What else can we do to make this first step easier and less risky?
- Offer a free trial or sample. This gives prospects a chance to try our product or service before they commit to buying it.
- Break down the offer into smaller steps. This will make it seem less daunting and more achievable.
- Or, how about a low-cost introductory offer?
- Make our offer clear and easy to understand. When we don’t understand everything, we will have doubts in the back of our minds holding us back.
- Remind our prospects that their success is inevitable with our help.
#5: How much can I delay?
We think, “If I have to do it now, wow! I better be sure. But if I can delay some things to the future, that doesn’t seem so bad. I’ll worry about the future later.”
Can we delay the full payment?
Can we extend the guarantee?
Can we give them a little more time before making the big investment?
#6: Focus the vision on the outcome.
Let’s make our benefits and outcome larger so that their time and money investment feels worth it. This is a great time to pile on all those extra goodies we love to talk about. Yes, remind them of the recognition, the free trips, the feeling of accomplishment, the security of the extra money.
#7: Convenience and speed can be better than free.
We value our time and our efforts. So imagine a trip to the Universal Studios theme park. We spent a fortune on airline tickets and hotel expenses, and now we are in line to buy tickets.
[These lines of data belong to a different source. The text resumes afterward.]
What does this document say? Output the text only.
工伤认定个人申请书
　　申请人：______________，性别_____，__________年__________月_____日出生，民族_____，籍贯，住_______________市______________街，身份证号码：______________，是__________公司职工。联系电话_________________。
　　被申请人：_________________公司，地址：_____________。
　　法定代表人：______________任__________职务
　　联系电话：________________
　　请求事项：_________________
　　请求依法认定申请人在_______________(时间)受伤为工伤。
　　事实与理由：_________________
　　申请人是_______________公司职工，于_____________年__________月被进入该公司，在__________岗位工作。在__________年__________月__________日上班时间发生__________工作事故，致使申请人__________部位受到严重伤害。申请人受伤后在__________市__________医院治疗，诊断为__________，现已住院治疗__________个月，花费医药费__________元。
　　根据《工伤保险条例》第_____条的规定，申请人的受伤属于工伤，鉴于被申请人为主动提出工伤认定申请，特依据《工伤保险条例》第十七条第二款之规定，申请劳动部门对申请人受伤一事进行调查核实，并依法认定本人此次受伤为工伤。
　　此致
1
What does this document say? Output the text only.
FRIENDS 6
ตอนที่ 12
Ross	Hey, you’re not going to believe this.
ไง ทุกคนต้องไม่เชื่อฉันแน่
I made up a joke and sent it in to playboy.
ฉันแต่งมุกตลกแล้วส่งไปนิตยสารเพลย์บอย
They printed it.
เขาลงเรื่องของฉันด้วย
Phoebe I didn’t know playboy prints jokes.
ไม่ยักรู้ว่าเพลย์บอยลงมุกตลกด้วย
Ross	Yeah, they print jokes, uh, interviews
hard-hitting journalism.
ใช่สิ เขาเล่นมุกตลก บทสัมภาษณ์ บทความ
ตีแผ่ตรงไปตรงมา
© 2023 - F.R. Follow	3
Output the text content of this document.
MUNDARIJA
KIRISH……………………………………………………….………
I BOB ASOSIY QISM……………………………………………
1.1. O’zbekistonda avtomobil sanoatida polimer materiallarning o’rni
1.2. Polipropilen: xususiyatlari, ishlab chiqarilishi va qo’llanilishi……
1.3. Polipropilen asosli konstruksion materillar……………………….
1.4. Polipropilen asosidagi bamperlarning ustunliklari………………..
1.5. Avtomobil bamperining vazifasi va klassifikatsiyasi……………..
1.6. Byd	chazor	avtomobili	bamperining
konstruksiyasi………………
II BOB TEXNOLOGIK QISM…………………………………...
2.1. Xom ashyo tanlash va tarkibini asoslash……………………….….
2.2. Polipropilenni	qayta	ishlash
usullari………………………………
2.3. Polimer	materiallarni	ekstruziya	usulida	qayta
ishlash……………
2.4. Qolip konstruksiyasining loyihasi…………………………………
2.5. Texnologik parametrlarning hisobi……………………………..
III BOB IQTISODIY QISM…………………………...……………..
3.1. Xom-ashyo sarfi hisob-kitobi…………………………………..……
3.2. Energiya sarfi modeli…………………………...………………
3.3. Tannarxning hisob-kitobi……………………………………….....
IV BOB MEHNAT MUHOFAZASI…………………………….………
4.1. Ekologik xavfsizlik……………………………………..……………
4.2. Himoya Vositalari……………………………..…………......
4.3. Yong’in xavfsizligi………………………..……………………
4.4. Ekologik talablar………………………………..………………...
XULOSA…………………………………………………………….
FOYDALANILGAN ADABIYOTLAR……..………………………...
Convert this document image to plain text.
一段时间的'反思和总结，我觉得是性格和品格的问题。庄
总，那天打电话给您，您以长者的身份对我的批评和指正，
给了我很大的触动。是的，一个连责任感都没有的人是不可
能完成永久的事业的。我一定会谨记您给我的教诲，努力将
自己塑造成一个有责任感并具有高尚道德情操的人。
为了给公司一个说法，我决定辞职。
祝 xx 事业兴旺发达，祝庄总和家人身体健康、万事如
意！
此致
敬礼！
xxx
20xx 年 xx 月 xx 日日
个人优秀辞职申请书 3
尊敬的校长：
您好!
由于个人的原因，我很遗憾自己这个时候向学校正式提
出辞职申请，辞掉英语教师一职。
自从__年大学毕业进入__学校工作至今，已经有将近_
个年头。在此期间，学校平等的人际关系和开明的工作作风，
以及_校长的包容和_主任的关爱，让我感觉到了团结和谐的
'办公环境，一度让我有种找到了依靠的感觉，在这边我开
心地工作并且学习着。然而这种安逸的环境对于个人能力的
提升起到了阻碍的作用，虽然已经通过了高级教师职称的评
The question is, “After our huge investment to get here, will we spend a few more dollars to get the premium tickets? Those special tickets that allow us to bypass the 45 minutes we would wait in line for each ride?”
Yes. We didn’t spend thousands of dollars to bake in the hot sun waiting in long lines. Convenience and speed rock.
That is why dieters drink an expensive protein shake instead of the free option of walking two hours more every day.
And this is why spending a few hundred dollars to start a network marketing business is preferable to renting an office, hiring employees, arranging insurance, advertising, marketing, and all of the other expenses and headaches of another business.
The first step is the hardest
If we can shrink the first step, we make it easier for our prospects to want our offers.
What is the smallest possible first step that skeptical prospects could take? Once they have that first step successfully under their belt, the following steps will become easier. And as their confidence grows, their train will pick up speed and their vision of the future will grow bigger and brighter.